The PHP Collaboration Project

Over the course of the last couple of weeks the PHP Collaboration Project has been unveiled. This effort is being supported by many big players in the industry (such as IBM, Oracle, MySQL and Intel among others). So what does this group aim to achieve through this collaboration?

The full description of goals indicate that initially two primary agendas will be pursued. The first is to team up with the Eclipse Foundation to create a new development IDE specifically optimized for PHP developers. While this isn't exactly a new idea, I must say that I would welcome such a standardized tool with the support and weight of most of the industry behind it. Dreamweaver is nice, but it's pricey and not really designed to address my object oriented programming needs like a full IDE could.

The second goal of the PHP Collaboration Project strikes me with less enthusiasm. It calls for the creation of a new framework called the Zend PHP Framework, described as follows:
A Web application framework which standardizes the way PHP applications are built. The Zend PHP Framework accelerates and improves the development and deployment of mission-critical PHP Web applications.
I was under the impression that this framework is already in place...and that it goes by the name PEAR. I guess I'm mistaken. The Zend PHP Framework documentation is rich with words like "simplicity", "clean" and "extensible". In my humble opinion whatever framework they devise will likely be a little clunky until someone gets around to adding namespace support (currently implemented in PAT). Namespaces would likely go a long way towards helping them achieve the organizational goals of this proposed framework.

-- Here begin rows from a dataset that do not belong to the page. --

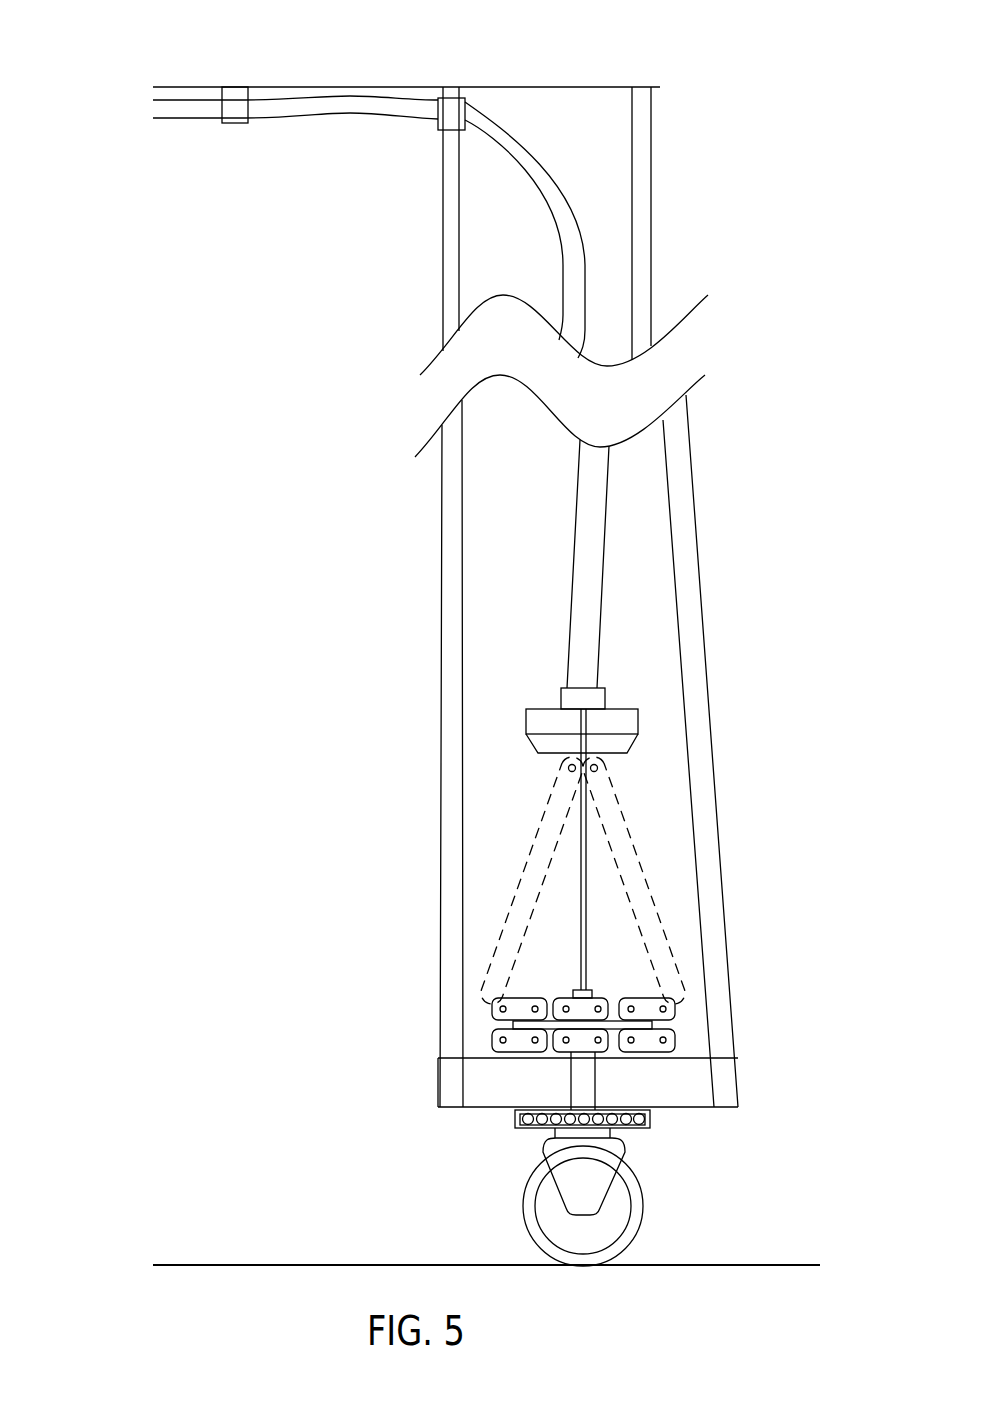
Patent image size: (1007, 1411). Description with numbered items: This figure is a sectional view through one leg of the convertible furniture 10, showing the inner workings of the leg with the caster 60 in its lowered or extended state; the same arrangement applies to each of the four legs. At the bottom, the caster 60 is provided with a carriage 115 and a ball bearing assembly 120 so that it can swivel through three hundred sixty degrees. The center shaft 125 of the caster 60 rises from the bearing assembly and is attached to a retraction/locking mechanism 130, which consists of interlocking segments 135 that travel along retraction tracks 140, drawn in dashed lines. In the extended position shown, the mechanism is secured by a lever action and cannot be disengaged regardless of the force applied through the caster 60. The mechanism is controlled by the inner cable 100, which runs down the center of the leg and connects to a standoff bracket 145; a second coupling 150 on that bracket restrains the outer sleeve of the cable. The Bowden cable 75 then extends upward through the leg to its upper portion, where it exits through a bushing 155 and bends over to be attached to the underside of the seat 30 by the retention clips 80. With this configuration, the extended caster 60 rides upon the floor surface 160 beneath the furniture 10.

The convertible furniture 10 is at (105, 180).
The seat 30 is at (343, 84).
The caster 60 is at (637, 1217).
The Bowden cable 75 is at (358, 107).
The retention clips 80 is at (235, 125).
The inner cable 100 is at (583, 900).
The carriage 115 is at (596, 1160).
The ball bearing assembly 120 is at (583, 1080).
The center shaft 125 is at (533, 1113).
The retraction/locking mechanism 130 is at (563, 1038).
The interlocking segments 135 is at (520, 1008).
The retraction tracks 140 is at (555, 818).
The standoff bracket 145 is at (625, 743).
The second coupling 150 is at (602, 690).
The bushing 155 is at (452, 113).
The floor surface 160 is at (385, 1265).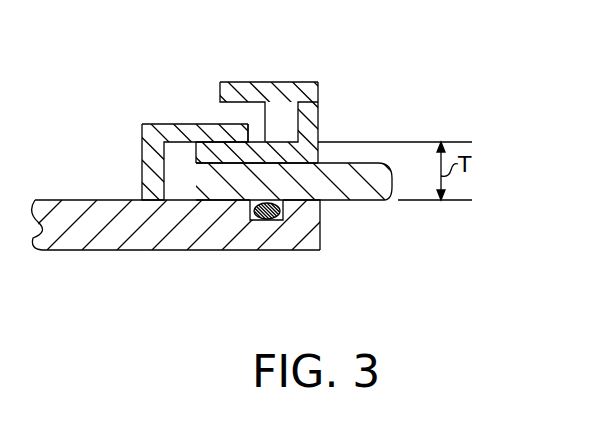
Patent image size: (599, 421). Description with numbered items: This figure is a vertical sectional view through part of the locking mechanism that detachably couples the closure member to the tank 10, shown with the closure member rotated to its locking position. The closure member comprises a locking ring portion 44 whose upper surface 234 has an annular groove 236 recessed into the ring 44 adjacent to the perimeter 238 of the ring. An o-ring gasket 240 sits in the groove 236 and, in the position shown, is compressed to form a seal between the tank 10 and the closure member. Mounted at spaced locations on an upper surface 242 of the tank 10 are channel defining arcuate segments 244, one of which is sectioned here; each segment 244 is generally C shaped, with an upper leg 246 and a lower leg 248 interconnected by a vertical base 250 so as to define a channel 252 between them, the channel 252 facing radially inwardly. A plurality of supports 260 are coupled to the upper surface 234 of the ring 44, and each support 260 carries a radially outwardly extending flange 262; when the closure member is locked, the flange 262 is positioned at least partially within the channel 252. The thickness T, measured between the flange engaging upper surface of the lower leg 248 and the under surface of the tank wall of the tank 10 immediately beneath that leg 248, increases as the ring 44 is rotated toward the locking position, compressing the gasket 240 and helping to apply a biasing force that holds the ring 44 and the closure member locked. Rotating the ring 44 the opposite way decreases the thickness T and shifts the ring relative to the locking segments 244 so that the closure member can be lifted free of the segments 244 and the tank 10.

The tank 10 is at (373, 200).
The locking ring portion 44 is at (87, 236).
The upper surface 234 is at (75, 198).
The annular groove 236 is at (280, 223).
The perimeter 238 is at (322, 222).
The o-ring gasket 240 is at (258, 222).
The upper surface of the tank 242 is at (343, 160).
The channel defining arcuate segment 244 is at (287, 82).
The upper leg 246 is at (232, 82).
The lower leg 248 is at (264, 155).
The vertical base 250 is at (320, 112).
The channel 252 is at (248, 112).
The support 260 is at (141, 158).
The flange 262 is at (181, 129).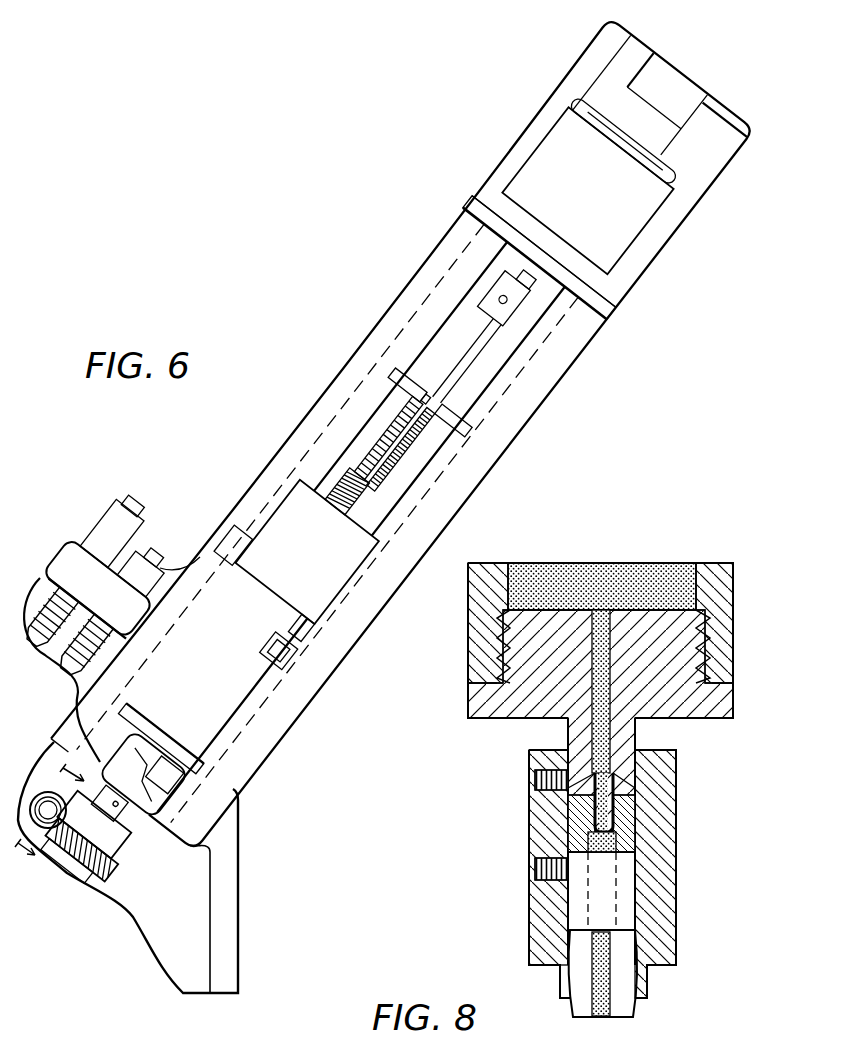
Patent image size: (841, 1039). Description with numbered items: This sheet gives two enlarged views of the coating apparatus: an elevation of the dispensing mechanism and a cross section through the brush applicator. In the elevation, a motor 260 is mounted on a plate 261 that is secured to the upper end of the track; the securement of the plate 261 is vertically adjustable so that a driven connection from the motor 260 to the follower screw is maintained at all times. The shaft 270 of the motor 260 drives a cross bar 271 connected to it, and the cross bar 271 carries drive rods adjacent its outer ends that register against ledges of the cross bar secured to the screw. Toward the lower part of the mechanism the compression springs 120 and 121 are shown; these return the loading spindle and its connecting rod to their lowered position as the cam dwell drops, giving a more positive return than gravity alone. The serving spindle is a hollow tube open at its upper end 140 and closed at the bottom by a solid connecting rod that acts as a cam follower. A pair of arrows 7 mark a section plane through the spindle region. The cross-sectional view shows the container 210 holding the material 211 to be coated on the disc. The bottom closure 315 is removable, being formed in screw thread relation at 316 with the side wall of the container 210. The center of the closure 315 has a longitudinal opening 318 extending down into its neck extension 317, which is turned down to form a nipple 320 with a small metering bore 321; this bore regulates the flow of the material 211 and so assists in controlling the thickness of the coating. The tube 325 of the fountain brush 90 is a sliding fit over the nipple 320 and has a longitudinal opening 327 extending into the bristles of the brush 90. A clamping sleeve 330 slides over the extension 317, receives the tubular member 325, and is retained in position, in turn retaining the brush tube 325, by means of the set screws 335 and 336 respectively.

Unfortunately, it doesn't appear as if Zend or their partners have released any code yet. Perhaps I'm a bit of a skeptic, but I find it difficult to ignore the coincidence that this collaboration was realized mere months after the EDC reported a significant decline in PHP's adoption and usage. You can almost hear Zend exclaim "Oh snap, PHP kind of sucks for larger enterprise sites and people are starting to notice! We'd better do something!"

Well, they've announced something. Hopefully they'll follow through and help usher in some standardized tools that will continue to make PHP a viable option for web applications.